I started out with a two mile warmup (why rush to the hard stuff?), Mile 1 at 9:57 and Mile 2 at 9:24. Then the speed miles...
Speed Mile 1 - 7:54
(Recovery - .5 mile at 9:23 pace)
Speed Mile 2 - 7:58
(Recovery - .5 mile at 9:34 pace)
Speed Mile 3 - 8:15
Speed Mile 4 - 7:45 !!!
Did you notice? No recovery between Speed Miles 3 and 4. It was getting late in the morning (for someone who has to be at work by 9:00), plus I was already at six miles total after finishing Speed Mile 3, so I just took a short pause at a stoplight to swig some water and breathe, and launched into my final speedy mile.
It's unfortunate that I didn't manage to get under 8 minutes for each of the four intervals, but I'm pretty happy with the results all the same. During Speed Mile 3 I had to pause at several unavoidable lights (can't exactly run in front of traffic, can I?), and I think I always lose (or is it gain) a few seconds restarting after pausing. In Mile 4 I hit all the lights green (or close enough), so I was able to power through at full speed all the way.
My cool-down was .6 mile home at 9:49 average pace. I was actually booking along at about 9:15, which felt like a resting pace after going 7:45, but at some point I started to flag and ended up in an easy jog.
I was please to notice that my quads, which have been very tight since last Friday's run, especially the right one, felt back to normal this morning. Although, I suppose my sprint down the hill in the final mile could have them acting up again by tomorrow!
Tomorrow's a non-running day again, and on Friday morning I am going to try for a shortish tempo run extra early. I have to be at a seminar in Mount Vernon by 8:30 or so, which means I have to be ready to leave home at least an hour (preferably more) earlier than I normally am. So I think the Friday morning semi-long run will have to be curtailed somewhat. I am optimistic, though, that our increasingly pleasant weather this week will make it easier for me to wake up early enough to get out there in a timely fashion. Maybe I'll leave the blinds open so that the morning sun (assuming we have any) will wake me up.

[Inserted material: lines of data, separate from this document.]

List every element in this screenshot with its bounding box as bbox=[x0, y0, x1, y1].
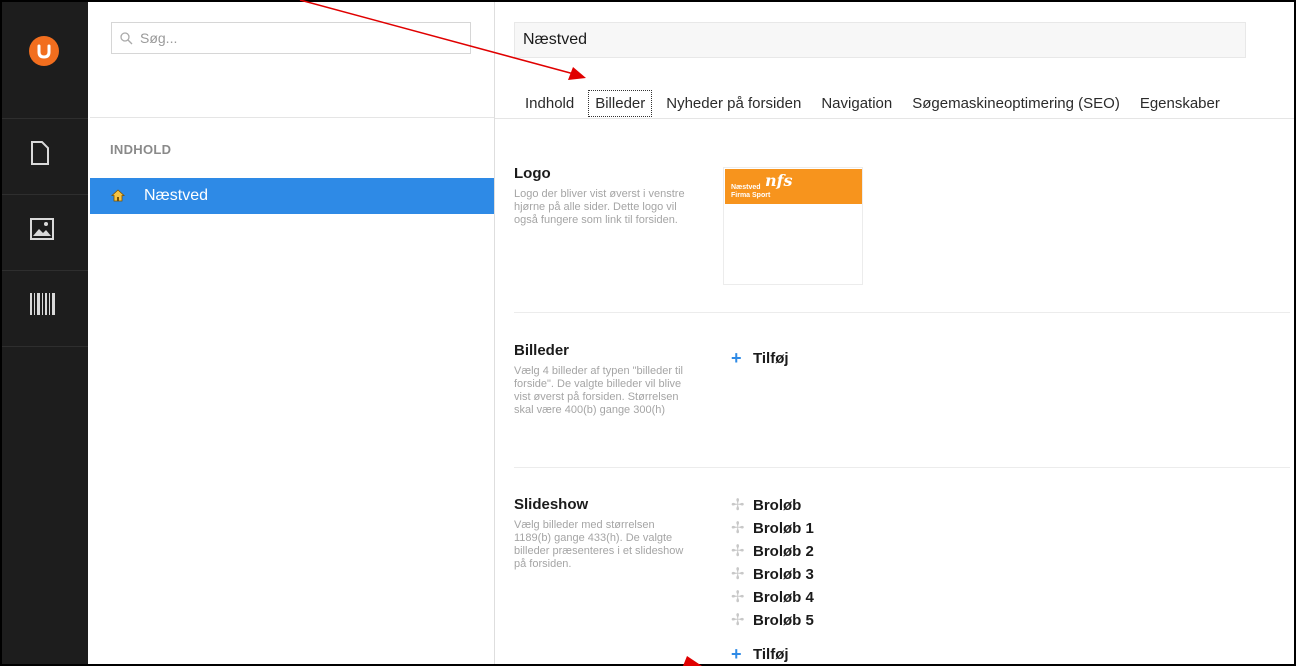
property-description: Vælg billeder med størrelsen 1189(b) gan… bbox=[514, 519, 684, 570]
property-description: Vælg 4 billeder af typen "billeder til f… bbox=[514, 365, 683, 416]
property-divider bbox=[514, 467, 1290, 468]
rail-divider bbox=[2, 346, 88, 347]
add-label: Tilføj bbox=[753, 646, 789, 663]
search-placeholder: Søg... bbox=[140, 30, 178, 46]
tab-indhold[interactable]: Indhold bbox=[519, 91, 580, 116]
search-input[interactable]: Søg... bbox=[111, 22, 471, 54]
barcode-icon[interactable] bbox=[30, 293, 60, 323]
image-icon[interactable] bbox=[30, 218, 60, 248]
logo-text-line1: Næstved bbox=[731, 184, 761, 191]
slideshow-item-label: Broløb 2 bbox=[753, 543, 814, 560]
home-icon bbox=[111, 189, 125, 202]
editor-panel: Næstved Indhold Billeder Nyheder på fors… bbox=[495, 2, 1294, 664]
slideshow-item-label: Broløb 3 bbox=[753, 566, 814, 583]
drag-handle-icon[interactable]: ✢ bbox=[731, 543, 753, 560]
drag-handle-icon[interactable]: ✢ bbox=[731, 497, 753, 514]
property-title: Logo bbox=[514, 165, 551, 182]
property-billeder: Billeder Vælg 4 billeder af typen "bille… bbox=[514, 342, 690, 417]
property-divider bbox=[514, 312, 1290, 313]
slideshow-item-label: Broløb 4 bbox=[753, 589, 814, 606]
slideshow-item[interactable]: ✢ Broløb 4 bbox=[731, 586, 814, 609]
drag-handle-icon[interactable]: ✢ bbox=[731, 612, 753, 629]
search-icon bbox=[120, 32, 133, 45]
tree-item-naestved[interactable]: Næstved bbox=[90, 178, 494, 214]
property-description: Logo der bliver vist øverst i venstre hj… bbox=[514, 188, 685, 226]
drag-handle-icon[interactable]: ✢ bbox=[731, 520, 753, 537]
tab-billeder[interactable]: Billeder bbox=[588, 89, 653, 117]
slideshow-item[interactable]: ✢ Broløb bbox=[731, 494, 814, 517]
logo-image-preview[interactable]: nfs Næstved Firma Sport bbox=[723, 167, 863, 285]
editor-tabs: Indhold Billeder Nyheder på forsiden Nav… bbox=[519, 86, 1234, 120]
add-slideshow-button[interactable]: + Tilføj bbox=[731, 644, 789, 664]
rail-divider bbox=[2, 270, 88, 271]
tab-seo[interactable]: Søgemaskineoptimering (SEO) bbox=[906, 91, 1126, 116]
slideshow-list: ✢ Broløb ✢ Broløb 1 ✢ Broløb 2 ✢ Broløb … bbox=[731, 494, 814, 632]
node-name-field[interactable]: Næstved bbox=[514, 22, 1246, 58]
plus-icon: + bbox=[731, 348, 742, 368]
rail-divider bbox=[2, 194, 88, 195]
rail-divider bbox=[2, 118, 88, 119]
slideshow-item[interactable]: ✢ Broløb 5 bbox=[731, 609, 814, 632]
property-title: Billeder bbox=[514, 342, 570, 359]
property-logo: Logo Logo der bliver vist øverst i venst… bbox=[514, 165, 690, 227]
section-rail bbox=[2, 2, 88, 664]
logo-image: nfs Næstved Firma Sport bbox=[725, 169, 862, 204]
content-tree-panel: Søg... INDHOLD Næstved bbox=[90, 2, 495, 664]
logo-text: Næstved Firma Sport bbox=[731, 184, 770, 200]
slideshow-item[interactable]: ✢ Broløb 3 bbox=[731, 563, 814, 586]
add-images-button[interactable]: + Tilføj bbox=[731, 348, 789, 369]
drag-handle-icon[interactable]: ✢ bbox=[731, 566, 753, 583]
slideshow-item-label: Broløb 5 bbox=[753, 612, 814, 629]
tree-heading: INDHOLD bbox=[110, 142, 172, 157]
app-frame: Søg... INDHOLD Næstved Næstved Indhold B… bbox=[0, 0, 1296, 666]
tab-nyheder[interactable]: Nyheder på forsiden bbox=[660, 91, 807, 116]
property-title: Slideshow bbox=[514, 496, 589, 513]
logo-text-line2: Firma Sport bbox=[731, 192, 771, 199]
node-name-value: Næstved bbox=[523, 31, 588, 48]
tree-divider bbox=[90, 117, 494, 118]
add-label: Tilføj bbox=[753, 350, 789, 367]
slideshow-item[interactable]: ✢ Broløb 1 bbox=[731, 517, 814, 540]
slideshow-item-label: Broløb 1 bbox=[753, 520, 814, 537]
drag-handle-icon[interactable]: ✢ bbox=[731, 589, 753, 606]
tree-item-label: Næstved bbox=[144, 187, 209, 204]
slideshow-item-label: Broløb bbox=[753, 497, 802, 514]
property-slideshow: Slideshow Vælg billeder med størrelsen 1… bbox=[514, 496, 690, 571]
document-icon[interactable] bbox=[30, 140, 60, 170]
plus-icon: + bbox=[731, 644, 742, 664]
umbraco-logo-icon[interactable] bbox=[29, 36, 59, 66]
tabs-divider bbox=[495, 118, 1294, 119]
tab-navigation[interactable]: Navigation bbox=[815, 91, 898, 116]
slideshow-item[interactable]: ✢ Broløb 2 bbox=[731, 540, 814, 563]
tab-egenskaber[interactable]: Egenskaber bbox=[1134, 91, 1226, 116]
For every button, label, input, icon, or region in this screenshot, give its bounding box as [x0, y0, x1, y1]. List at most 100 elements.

Finally, I have a 15-mile long run on the schedule for this weekend. I'm not sure how that's going to fit into other weekend plans right now. I'm trying not to sweat it; I'm certainly ready for the half-marathon even if I don't manage to accomplish a 15-mile run this week. My intent is that this will be my last extra-long run before the race. I'll keep up the normal weekday run schedule next week and halfway into the following week, but cut the length of my long run next weekend and then take the two days prior to Anacortes off from running entirely.
Final stats for today's run: 7.61 miles in 1:06:39, average pace 8:45.
*The question then being, pace for what kind of race? Presumably it would be half-marathon pace, since this is a half-marathon training plan, but I chose to do it slightly differently. Like 5K pace (or close, anyway).